Birgit Niessner: Als ich im Herbst 2021 die Hauptabteilung Volkswirtschaft übernahm, fand ich ein exzellentes Team aus großartigen Expert:innen vor. Durch eine Neuorganisation der Abteilungsstruktur schufen wir mehr Flexibilität und dadurch die Möglichkeit, mit der fachlichen Qualität einer Notenbank auf die immer kleinteiligeren Anforderungen einer globalisierten und zunehmend krisenhafteren Welt entsprechend rasch reagieren zu können. Dass dieser Schritt in der Arbeitsweise auch einen Folgeschritt in der Vermittlung unserer fachlichen Expertise nach sich ziehen würde, war klar. Es gab im Haus die Bereitschaft und den Willen, Neues zu machen und gemeinsam bessere, attraktivere Publikationsformen zu entwickeln. Wir wollten eine Innovation.

Neue Besen kehren gut?

Nein, wenn wir schon eine Redewendung bemühen wollen, dann halte ich „alter Wein in neuen Schläuchen“ für passender!

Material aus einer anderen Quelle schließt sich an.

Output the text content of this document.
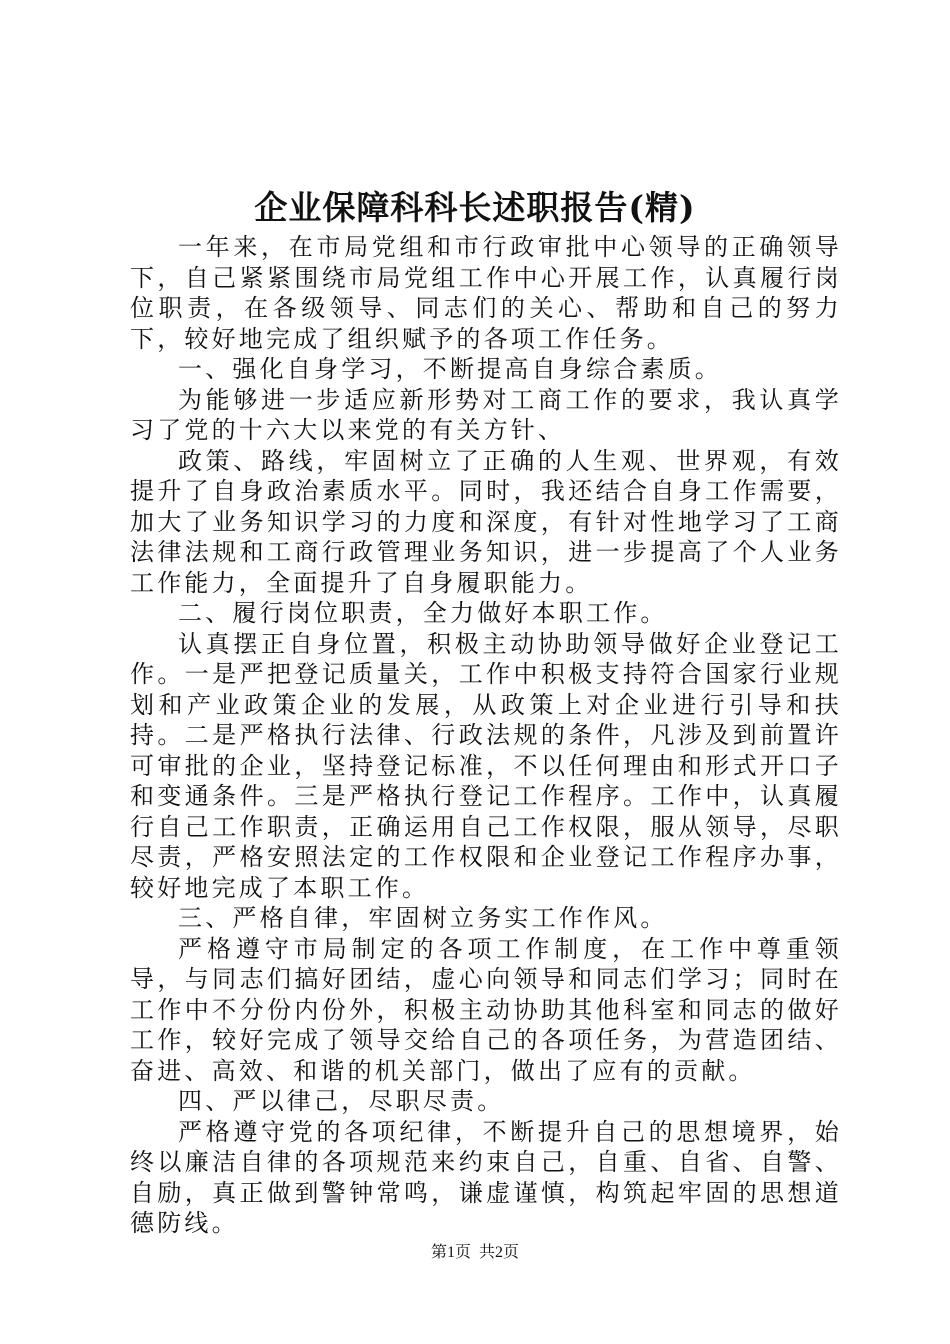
企业保障科科长述职报告(精)

一年来，在市局党组和市行政审批中心领导的正确领导下，自己紧紧围绕市局党组工作中心开展工作，认真履行岗位职责，在各级领导、同志们的关心、帮助和自己的努力下，较好地完成了组织赋予的各项工作任务。

一、强化自身学习，不断提高自身综合素质。

为能够进一步适应新形势对工商工作的要求，我认真学习了党的十六大以来党的有关方针、

政策、路线，牢固树立了正确的人生观、世界观，有效提升了自身政治素质水平。同时，我还结合自身工作需要，加大了业务知识学习的力度和深度，有针对性地学习了工商法律法规和工商行政管理业务知识，进一步提高了个人业务工作能力，全面提升了自身履职能力。

二、履行岗位职责，全力做好本职工作。

认真摆正自身位置，积极主动协助领导做好企业登记工作。一是严把登记质量关，工作中积极支持符合国家行业规划和产业政策企业的发展，从政策上对企业进行引导和扶持。二是严格执行法律、行政法规的条件，凡涉及到前置许可审批的企业，坚持登记标准，不以任何理由和形式开口子和变通条件。三是严格执行登记工作程序。工作中，认真履行自己工作职责，正确运用自己工作权限，服从领导，尽职尽责，严格安照法定的工作权限和企业登记工作程序办事，较好地完成了本职工作。

三、严格自律，牢固树立务实工作作风。

严格遵守市局制定的各项工作制度，在工作中尊重领导，与同志们搞好团结，虚心向领导和同志们学习；同时在工作中不分份内份外，积极主动协助其他科室和同志的做好工作，较好完成了领导交给自己的各项任务，为营造团结、奋进、高效、和谐的机关部门，做出了应有的贡献。

四、严以律己，尽职尽责。

严格遵守党的各项纪律，不断提升自己的思想境界，始终以廉洁自律的各项规范来约束自己，自重、自省、自警、自励，真正做到警钟常鸣，谦虚谨慎，构筑起牢固的思想道德防线。

第1页 共2页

Die inhaltliche Expertise der OeNB war immer schon ausgezeichnet, da brauchte es keine Erneuerung. Aber die Publikationen, in denen wir unser Wissen vermitteln, waren strukturell in die Jahre gekommen, das „Ownership“ passte nicht mehr. Es ging uns um eine neue Perspektive – was will die Zielgruppe? Für wen publizieren wir und in welchem „Outlet“? Und entsprechend soll dann auch die Sprache, die Länge und das Komplexitätsniveau angepasst werden.

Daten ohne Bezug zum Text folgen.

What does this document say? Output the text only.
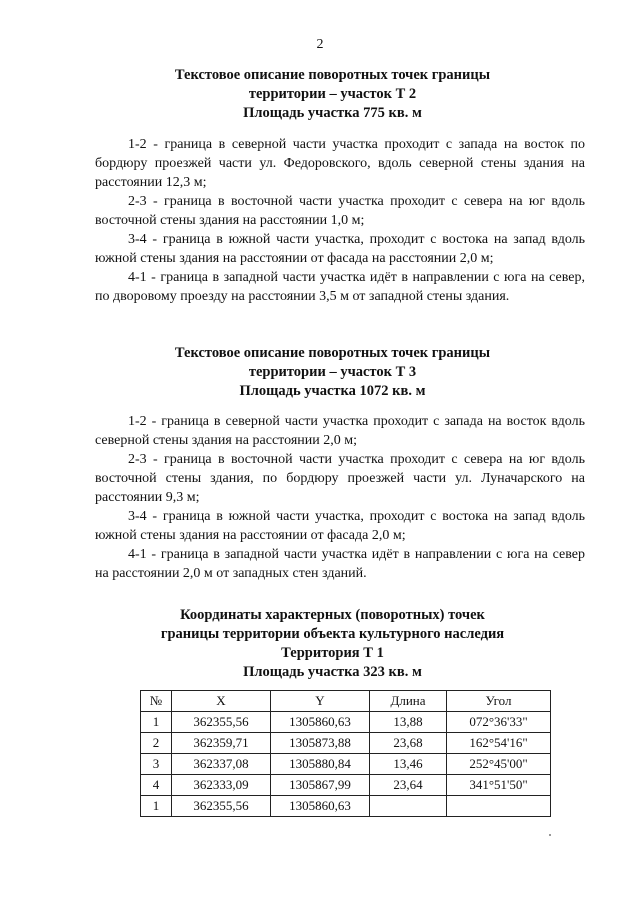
2
Текстовое описание поворотных точек границы
территории – участок Т 2
Площадь участка 775 кв. м

1-2 - граница в северной части участка проходит с запада на восток по бордюру проезжей части ул. Федоровского, вдоль северной стены здания на расстоянии 12,3 м;

2-3 - граница в восточной части участка проходит с севера на юг вдоль восточной стены здания на расстоянии 1,0 м;

3-4 - граница в южной части участка, проходит с востока на запад вдоль южной стены здания на расстоянии от фасада на расстоянии 2,0 м;

4-1 - граница в западной части участка идёт в направлении с юга на север, по дворовому проезду на расстоянии 3,5 м от западной стены здания.

Текстовое описание поворотных точек границы
территории – участок Т 3
Площадь участка 1072 кв. м

1-2 - граница в северной части участка проходит с запада на восток вдоль северной стены здания на расстоянии 2,0 м;

2-3 - граница в восточной части участка проходит с севера на юг вдоль восточной стены здания, по бордюру проезжей части ул. Луначарского на расстоянии 9,3 м;

3-4 - граница в южной части участка, проходит с востока на запад вдоль южной стены здания на расстоянии от фасада 2,0 м;

4-1 - граница в западной части участка идёт в направлении с юга на север на расстоянии 2,0 м от западных стен зданий.

Координаты характерных (поворотных) точек
границы территории объекта культурного наследия
Территория Т 1
Площадь участка 323 кв. м
№	X	Y	Длина	Угол
1	362355,56	1305860,63	13,88	072°36'33"
2	362359,71	1305873,88	23,68	162°54'16"
3	362337,08	1305880,84	13,46	252°45'00"
4	362333,09	1305867,99	23,64	341°51'50"
1	362355,56	1305860,63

Wie kann ich mir das vorstellen?

Wir haben im neuen Publikationsportfolio drei Bereiche definiert, die sich in gewisser Weise aufbauend ergänzen. Am kurzfristigen Ende sehen wir den OeNB-Blog angesiedelt, in dem kondensierte Texte mit einer klaren Message zu OeNB-Themen mit hohem Aktualitätsgrad und für eine breite Zielgruppe verständlich aufbereitet werden. Auf der nächsten Ebene im Bereich „OeNB-Reports“ finden sich sogenannte „Berichte aus der Werkstatt“ mit OeNB-Daten, also z. B. Prognosen und Surveys. Dieser Bereich spiegelt auch das Mandat der OeNB wider und richtet sich an die interessierte Öffentlichkeit. Der dritte neue Bereich, das OeNB-Bulletin, umfasst mit einem stärkeren Autor:innen-Bezug Studien zu wirtschaftspolitisch relevanten Themen und wird unter der Ägide eines internen Editorial Board stehen. Während OeNB-Blogs auf Deutsch erscheinen und die OeNB-Reports entweder auf Deutsch oder Englisch (abhängig vom Fachkontext) verfasst werden, ist die Publikationssprache des OeNB-Bulletin Englisch mit klarer Ausrichtung auf die Fachöffentlichkeit im In- und Ausland als Zielgruppe. Die Studien werden nach wissenschaftlichen Kriterien verfasst.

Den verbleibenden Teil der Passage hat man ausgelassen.